Weihnachten

Ein Weihnachtsmärchen

aus: Michail Saltykow-Schtschedrin: Die Tugenden und die Laster. Insel-Verlag 1966.


Eine wunderschöne Predigt hielt unser Dorfpfarrer heute zum Weihnachtsfest.

„Vor vielen hundert Jahren“, sprach er, „kam an diesem gleichen Tage die Wahrheit in die Welt.

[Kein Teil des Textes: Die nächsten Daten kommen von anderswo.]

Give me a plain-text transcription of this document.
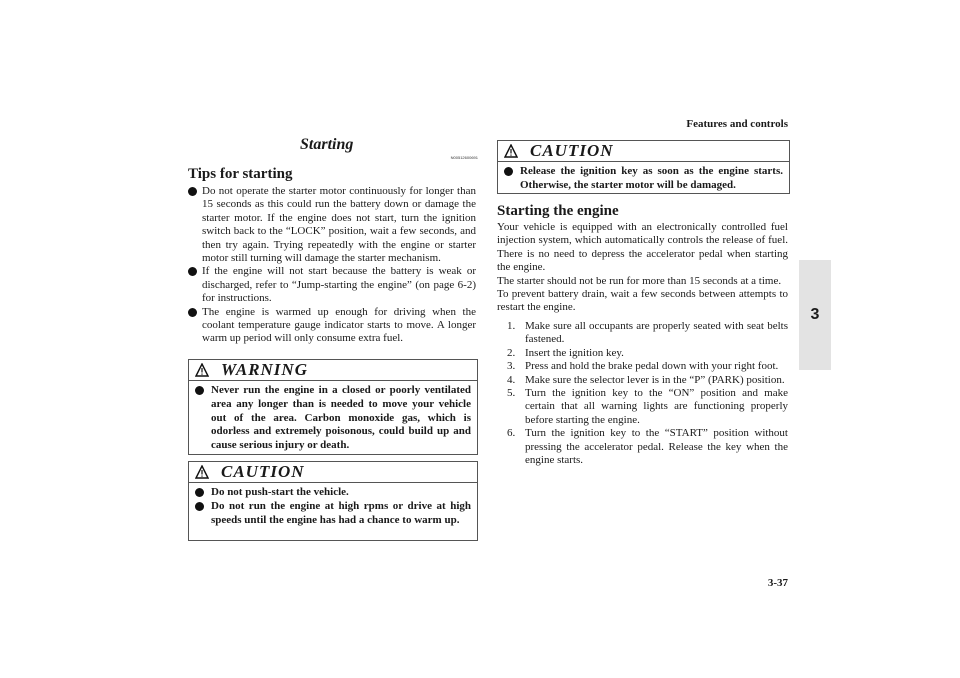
Features and controls
3
Starting
N00512600691
Tips for starting

Do not operate the starter motor continuously for longer than 15 seconds as this could run the battery down or damage the starter motor. If the engine does not start, turn the ignition switch back to the “LOCK” position, wait a few seconds, and then try again. Trying repeatedly with the engine or starter motor still turning will damage the starter mechanism.

If the engine will not start because the battery is weak or discharged, refer to “Jump-starting the engine” (on page 6-2) for instructions.

The engine is warmed up enough for driving when the coolant temperature gauge indicator starts to move. A longer warm up period will only consume extra fuel.

WARNING

Never run the engine in a closed or poorly ventilated area any longer than is needed to move your vehicle out of the area. Carbon monoxide gas, which is odorless and extremely poisonous, could build up and cause serious injury or death.

CAUTION

Do not push-start the vehicle.

Do not run the engine at high rpms or drive at high speeds until the engine has had a chance to warm up.

CAUTION

Release the ignition key as soon as the engine starts. Otherwise, the starter motor will be damaged.

Starting the engine

Your vehicle is equipped with an electronically controlled fuel injection system, which automatically controls the release of fuel. There is no need to depress the accelerator pedal when starting the engine.

The starter should not be run for more than 15 seconds at a time.

To prevent battery drain, wait a few seconds between attempts to restart the engine.

1. Make sure all occupants are properly seated with seat belts fastened.

2. Insert the ignition key.

3. Press and hold the brake pedal down with your right foot.

4. Make sure the selector lever is in the “P” (PARK) position.

5. Turn the ignition key to the “ON” position and make certain that all warning lights are functioning properly before starting the engine.

6. Turn the ignition key to the “START” position without pressing the accelerator pedal. Release the key when the engine starts.

3-37
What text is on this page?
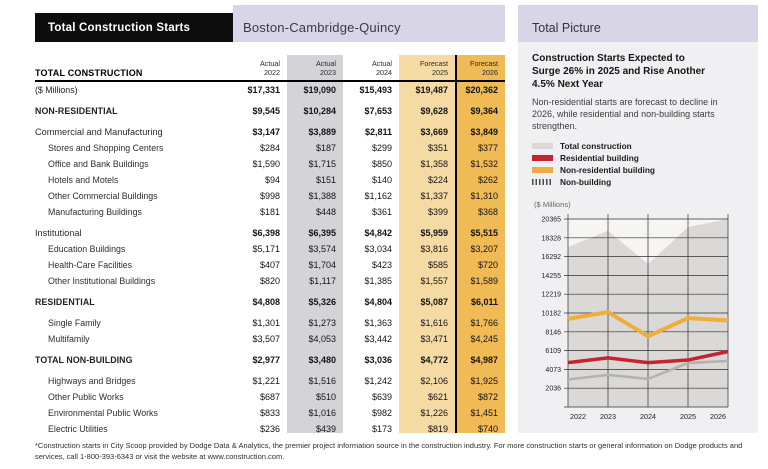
Boston-Cambridge-Quincy
Total Construction Starts
TOTAL CONSTRUCTION
Actual
2022
Actual
2023
Actual
2024
Forecast
2025
Forecast
2026
($ Millions)	$17,331	$19,090	$15,493	$19,487	$20,362
NON-RESIDENTIAL	$9,545	$10,284	$7,653	$9,628	$9,364
Commercial and Manufacturing	$3,147	$3,889	$2,811	$3,669	$3,849
Stores and Shopping Centers	$284	$187	$299	$351	$377
Office and Bank Buildings	$1,590	$1,715	$850	$1,358	$1,532
Hotels and Motels	$94	$151	$140	$224	$262
Other Commercial Buildings	$998	$1,388	$1,162	$1,337	$1,310
Manufacturing Buildings	$181	$448	$361	$399	$368
Institutional	$6,398	$6,395	$4,842	$5,959	$5,515
Education Buildings	$5,171	$3,574	$3,034	$3,816	$3,207
Health-Care Facilities	$407	$1,704	$423	$585	$720
Other Institutional Buildings	$820	$1,117	$1,385	$1,557	$1,589
RESIDENTIAL	$4,808	$5,326	$4,804	$5,087	$6,011
Single Family	$1,301	$1,273	$1,363	$1,616	$1,766
Multifamily	$3,507	$4,053	$3,442	$3,471	$4,245
TOTAL NON-BUILDING	$2,977	$3,480	$3,036	$4,772	$4,987
Highways and Bridges	$1,221	$1,516	$1,242	$2,106	$1,925
Other Public Works	$687	$510	$639	$621	$872
Environmental Public Works	$833	$1,016	$982	$1,226	$1,451
Electric Utilities	$236	$439	$173	$819	$740
Total Picture
Construction Starts Expected to Surge 26% in 2025 and Rise Another 4.5% Next Year
Non-residential starts are forecast to decline in 2026, while residential and non-building starts strengthen.
Total construction
Residential building
Non-residential building
Non-building
($ Millions)
2036
4073
6109
8146
10182
12219
14255
16292
18328
20365
2022 2023	2024	2025 2026
*Construction starts in City Scoop provided by Dodge Data & Analytics, the premier project information source in the construction industry. For more construction starts or general information on Dodge products and services, call 1-800-393-6343 or visit the website at www.construction.com.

Die Wahrheit ist ewig, sie thronte von allem Anbeginn mit Christus, dem Menschenfreund, zur Rechten des Vaters, wurde Fleisch zugleich mit ihm und entzündete auf der Erde ihre Fackel. Mit Christus stand sie am Kreuz und wurde gekreuzigt; sie saß als hell strahlender Engel vor seiner Gruft und war Zeuge seiner Auferstehung. Und als der Menschenfreund in den Himmel auffuhr, ließ er uns die Wahrheit zurück, als lebendigen Beweis seiner unwandelbaren Huld und Güte.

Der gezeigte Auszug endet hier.